* Posts by Tim Boothby

5 publicly visible posts • joined 6 Apr 2011

300 UK domains pilfered, MASSIVE security lapse blamed

Tim Boothby

Reckless negligence

The more I think about this, the more horrified I feel about this. A business's domain, dns and email are really, really critical to them.

Think about what you can do if you can mess with an organisation's DNS. You could set up an impostor website on their genuine domain to use in a phishing attack. You could alter their MX records and intercept all their inbound email. You could point their domain to any other website of your choice. You could proxy their website and intercept all communications to and from it.
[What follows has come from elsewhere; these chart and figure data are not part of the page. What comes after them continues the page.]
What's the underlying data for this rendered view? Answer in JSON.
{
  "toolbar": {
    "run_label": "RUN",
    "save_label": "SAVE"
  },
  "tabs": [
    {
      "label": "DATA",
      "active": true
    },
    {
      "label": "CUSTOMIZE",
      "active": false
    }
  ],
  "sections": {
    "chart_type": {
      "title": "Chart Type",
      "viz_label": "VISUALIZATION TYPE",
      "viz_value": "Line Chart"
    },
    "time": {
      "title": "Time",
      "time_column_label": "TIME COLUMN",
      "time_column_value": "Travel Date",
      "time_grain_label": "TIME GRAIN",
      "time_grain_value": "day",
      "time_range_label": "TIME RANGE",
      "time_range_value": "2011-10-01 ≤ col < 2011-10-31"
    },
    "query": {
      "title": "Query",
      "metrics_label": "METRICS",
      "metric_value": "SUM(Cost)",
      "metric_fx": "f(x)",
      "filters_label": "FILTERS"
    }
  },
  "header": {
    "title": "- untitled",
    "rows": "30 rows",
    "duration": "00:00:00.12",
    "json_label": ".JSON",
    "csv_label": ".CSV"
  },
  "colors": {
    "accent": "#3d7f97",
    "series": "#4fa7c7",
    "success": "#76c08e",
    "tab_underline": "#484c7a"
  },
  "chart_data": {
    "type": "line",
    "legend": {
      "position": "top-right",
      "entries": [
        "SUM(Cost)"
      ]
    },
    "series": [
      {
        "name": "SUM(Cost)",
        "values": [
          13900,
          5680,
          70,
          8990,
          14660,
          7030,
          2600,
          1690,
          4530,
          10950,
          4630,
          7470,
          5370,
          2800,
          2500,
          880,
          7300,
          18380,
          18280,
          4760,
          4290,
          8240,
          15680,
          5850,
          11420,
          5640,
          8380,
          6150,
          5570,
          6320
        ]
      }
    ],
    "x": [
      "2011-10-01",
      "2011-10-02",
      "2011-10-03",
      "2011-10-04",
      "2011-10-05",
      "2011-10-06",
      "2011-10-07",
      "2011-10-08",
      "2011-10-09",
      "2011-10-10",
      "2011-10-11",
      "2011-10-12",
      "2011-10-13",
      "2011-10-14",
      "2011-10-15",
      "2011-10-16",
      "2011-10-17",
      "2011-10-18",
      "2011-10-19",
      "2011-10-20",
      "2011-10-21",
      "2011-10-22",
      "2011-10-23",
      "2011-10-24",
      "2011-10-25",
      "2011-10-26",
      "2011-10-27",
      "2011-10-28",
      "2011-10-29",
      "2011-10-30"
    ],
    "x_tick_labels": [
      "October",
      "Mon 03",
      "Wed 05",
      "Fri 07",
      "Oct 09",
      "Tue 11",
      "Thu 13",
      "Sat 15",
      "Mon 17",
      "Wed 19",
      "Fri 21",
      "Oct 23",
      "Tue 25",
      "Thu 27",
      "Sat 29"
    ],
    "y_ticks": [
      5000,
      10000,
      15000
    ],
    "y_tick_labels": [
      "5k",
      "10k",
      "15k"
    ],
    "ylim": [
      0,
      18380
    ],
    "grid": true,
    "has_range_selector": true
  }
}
Without any statement from 123-reg on this issue we only have this article for information, but if all three million domains they hosted were vulnerable to this,the potential for compromise of sensitive data here is staggeringly enormous.

They certainly have a duty to protect customers domains and DNS as these are the keys which protect much confidential information. It also sounds like customers with 123-reg hosted email boxes were vulnerable. I'd say the Information Commissioner should be very interested in this case.

For such a fundamental basic error to have gone unnoticed smacks of a company where security isn't even on the agenda. Had the developers had any security training, had there been any internal testing or external pen testing this would surely have been picked up. So it seems reasonable to conclude none of this is going on. One might also presume then that they don't have the information to properly investigate this, to determine what other customers might have been affected.

Given how important control of domains is, to have such a lack of security amounts to reckless negligence.

There is no comment from 123-reg - they haven't informed customers, haven't replied to my email asking for assurance. Haven't even issued a statement saying the issues are resolved. Haven't warned customers to check their DNS and MX records are correct.

I would say that Nominet and the other TLD registries are to an extent culpable here too. They should be setting out minimum levels of security for domain retailers which should at minimum include an independent penetration test of their systems and ideally ISO27001 certification.

I'm left wanting to move my domains away from 123, but being unsure if anyone else in the market is actually any better.

Very, very shabby.

Sky wins TV riot battle

Tim Boothby

Disagree

The BBC is the best funded broadcasting organisation in the world. It doen't necessarily need a lot of money as demonstrated by a lone Sky reporter who happened to live in the area going out on his bike with his iPhone and doing a better job.

Tim Boothby

Agree

Fully agree. The BBC were caught napping big time. Major story going off on their doorstep and they seemed to have nobody on the ground whatsoever.

Microsoft eyes Ubuntu and Debian love on Hyper-V

Tim Boothby

Good news, but glossing over some ommisions

It's great to hear MS widening their support for Linux on Hyper-V, but this article seems to overstate the effort going into this.

The latest release of their Hyper-V drivers is from July of last year. Their support for CentOS didn't come with any new drivers, they just now support the RHEL drivers that many people were already using on CentOS.

They don't even support the latest release of the supported distributions. RHEL 6 has been out some time but there are no drivers and it doesn't work. CentOS 6 will be out imminently and presumably in the same situation.

I get the impression this article was based on an MS press release and is putting an overly positive spin on the situation.

Email compromised at Epsilon

Tim Boothby

Just had an email from Crucial.com

"On April 4, we were informed by Epsilon, a company we use to send emails to our customers, that files containing the names and/or email addresses of some Crucial customers were accessed by unauthorized entry into their computer system.

We have been assured by Epsilon that the only information that may have been obtained was your name and/or email address. No other personally identifiable information that you have supplied to Crucial was at risk because such data is not contained in Epsilon's email system."